The bus wasn’t full so I had a two-seater all to myself. I finished my prayers,  drifted in and out of sleep, painted my face before hitting the tunnel, and decided I would get a few things my sister, Ofie, had requested.  I usually head this way when we hold meetings in our posh meeting center in that building bearing my company’s name atop Grand Central, and I have my routine down pat every time.  I always make it a point to stop at the The Church of St. Agnes between 3rd Avenue and Lexington on 43rd Street.  As I walked towards the church, I almost hesitated because this is a very emotional place of worship for me.  This was where I had cried the time we thought Dad was dying, and I was agonizing about a decision to go home which was a trip I actually made.  My Dad survived then and even had another Christmas left, but eventually succumbed to his ailments a year later.

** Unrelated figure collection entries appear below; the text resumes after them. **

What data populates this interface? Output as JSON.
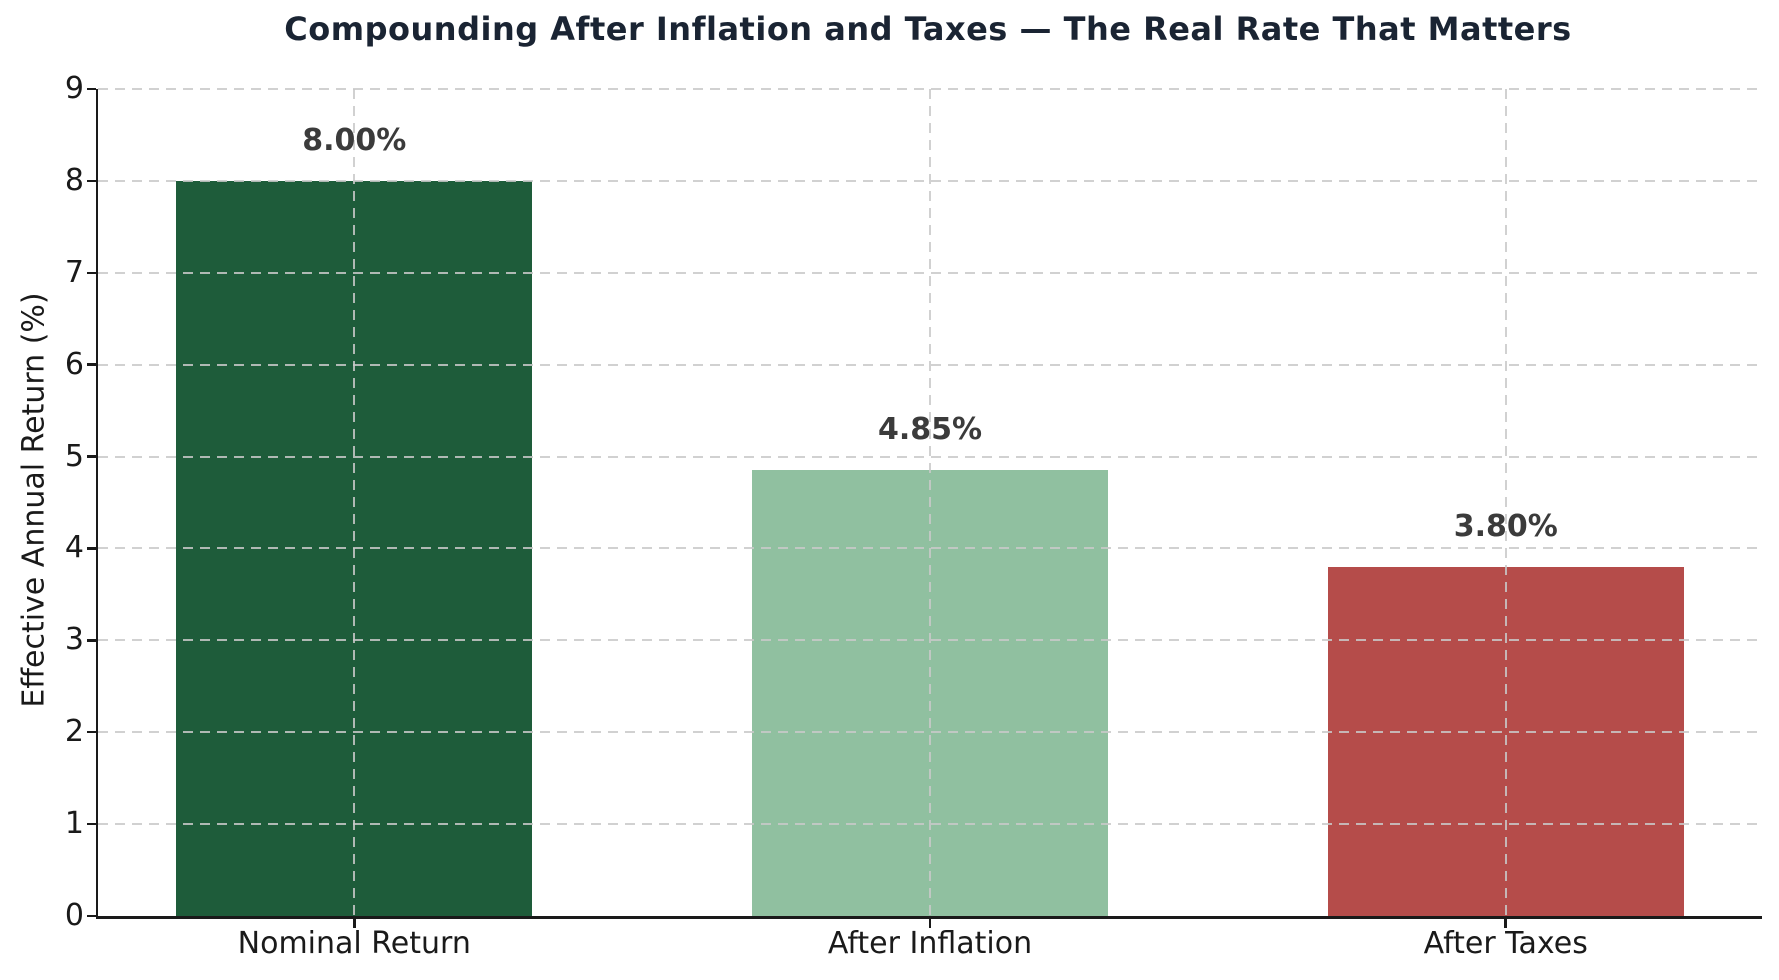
{
  "figure": {
    "background": "#ffffff"
  },
  "chart_data": {
    "type": "bar",
    "title": "Compounding After Inflation and Taxes — The Real Rate That Matters",
    "categories": [
      "Nominal Return",
      "After Inflation",
      "After Taxes"
    ],
    "values": [
      8.0,
      4.85,
      3.8
    ],
    "value_labels": [
      "8.00%",
      "4.85%",
      "3.80%"
    ],
    "bar_colors": [
      "#1e5c3a",
      "#90c0a0",
      "#b54c4a"
    ],
    "xlabel": "",
    "ylabel": "Effective Annual Return (%)",
    "ylim": [
      0,
      9
    ],
    "yticks": [
      0,
      1,
      2,
      3,
      4,
      5,
      6,
      7,
      8,
      9
    ],
    "grid": {
      "style": "dashed",
      "color": "#c9c9c9",
      "horizontal_lines_at": [
        1,
        2,
        3,
        4,
        5,
        6,
        7,
        8,
        9
      ],
      "vertical_lines_at_bar_centers": true,
      "drawn_above_bars": true
    },
    "legend": null,
    "colors": {
      "title": "#1a2433",
      "tick_label": "#1a1a1a",
      "value_label": "#3b3b3b",
      "axis": "#1a1a1a"
    }
  }
}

It’s not a very big church which made it very homely.  I walked in during the end of the morning mass and took a space in the corner.  I just stood there, clutching my bags and simply stayed silent.  I felt I had nothing to say — He would know.  And I just let it all in…somehow I knew, He said, “You’ll be fine” — and with that, I stepped out.  It wasn’t that the burden would be lifted — the answer I heard was “You’ll be okay.”  I don’t know how or when “okay” or “fine” will come, but knowing it will helps.

Walking out, I made a mental note to myself to write here specifically (to Fe and my sister, Ofie) that when I go, I want my memorial service in New York to be at this church for the spiritual and emotional significance it has always held for me.  This is where I want to have the prayers for my eternal rest to be said.  (No one seems to want to take talk about this eventuality seriously… )

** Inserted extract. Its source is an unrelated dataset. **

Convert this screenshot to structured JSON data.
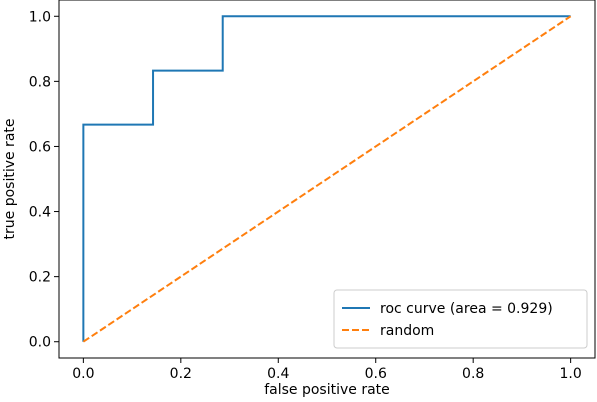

I went about my errands and had three stops before I finally went through the sea of people streaming out of Grand Central and I crossed to the side where I took the bus to my building.  (Not an easy task when they’re all filing out of the doors and you’re trying to get in!)   Found my stop, took my bus and my work day started.  For all the uncertainty of my morning, I actually accomplished quite a lot.  Lip butter for Cecil taken cared of.. shower gels for Ofie — DONE!  And what’s more, I got some French Macarrons for myself (yum!) but I resisted my favorite chocolates because this was self indulgence galore as it was.  (I guess I’m skipping lunch…)

I realized, as I walked across the huge lobby of my building that although there was a sense of ambivalence in my heart, I wasn’t weighed down.   I had a sense of calm in my heart even if I felt the storm raging all around me.  I thought about Manila, I thought about my family there and my family here — and I didn’t stress out about e-mails left unanswered from the people I had written.  I told myself they must be busy, the answer will come in time.   It’s just that sometimes, I get so impatient myself, and I forget that though I asked the question, I can’t control when the answer will come.

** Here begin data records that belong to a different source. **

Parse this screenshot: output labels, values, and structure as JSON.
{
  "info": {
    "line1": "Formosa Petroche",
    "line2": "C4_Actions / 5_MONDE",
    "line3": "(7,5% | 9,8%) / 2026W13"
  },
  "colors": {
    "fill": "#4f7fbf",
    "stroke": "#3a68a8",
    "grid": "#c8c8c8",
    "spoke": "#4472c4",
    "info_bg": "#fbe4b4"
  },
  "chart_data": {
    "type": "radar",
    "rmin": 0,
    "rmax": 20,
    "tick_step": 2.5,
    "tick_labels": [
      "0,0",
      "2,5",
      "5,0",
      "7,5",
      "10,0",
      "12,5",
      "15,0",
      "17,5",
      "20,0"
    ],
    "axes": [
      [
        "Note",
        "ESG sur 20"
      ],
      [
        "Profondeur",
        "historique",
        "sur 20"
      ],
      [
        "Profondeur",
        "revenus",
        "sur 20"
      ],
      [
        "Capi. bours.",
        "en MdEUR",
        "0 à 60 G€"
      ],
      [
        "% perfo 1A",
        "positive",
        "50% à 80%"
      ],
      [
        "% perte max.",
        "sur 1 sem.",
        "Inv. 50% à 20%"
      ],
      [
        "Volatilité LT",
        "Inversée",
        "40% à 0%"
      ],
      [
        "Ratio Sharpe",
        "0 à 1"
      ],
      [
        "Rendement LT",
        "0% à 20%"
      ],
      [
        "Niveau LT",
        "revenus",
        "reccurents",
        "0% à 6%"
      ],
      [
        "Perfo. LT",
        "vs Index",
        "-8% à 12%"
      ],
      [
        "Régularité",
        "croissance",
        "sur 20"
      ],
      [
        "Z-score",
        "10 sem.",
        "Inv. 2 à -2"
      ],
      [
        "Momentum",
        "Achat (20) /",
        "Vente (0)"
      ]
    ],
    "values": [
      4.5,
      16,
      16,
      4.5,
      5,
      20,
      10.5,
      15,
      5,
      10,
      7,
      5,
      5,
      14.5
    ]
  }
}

Of course there is always the possibility of disappointment or failure — but I cannot not try.  As Fe would always remind me, “You have to do what you have to do.”  In all this indecision, I have never been more resolute about doing what I have to do.  There is always that need for space.. that need for air.. that need for time to just reflect and let it all sink in.  Then you just zero in on the answer to your question.

And in the midst of all this thinking, I realized how so many others have answered my questions although they were not the ones I had originally asked.  People from literally another life have crawled back from the woodwork so to speak, and have been very encouraging.  (Yes, Bobbie, including you. =)   And even complete strangers (like Shay) have been so kind to offer the words of encouragement I would’ve expected from friends of old.  (Fe will say again: that it is the universe listening… Indeed.)

Most mornings I start my day listening to “Anima Christi” or “Panalanging sa Pagbubukas Palad”.  I listen and pray.  I just listen.. I don’t even ask anymore.  Sometimes we’re too busy asking that we fail to hear the answer or the “yes” or “no”, or “not yet”.  But it’s there.  So we plod on.  I move on.. and the world just goes on and on.  And the little gifts from out of the blue land on our lap, taking the heartaches and confusion away even if only for a moment.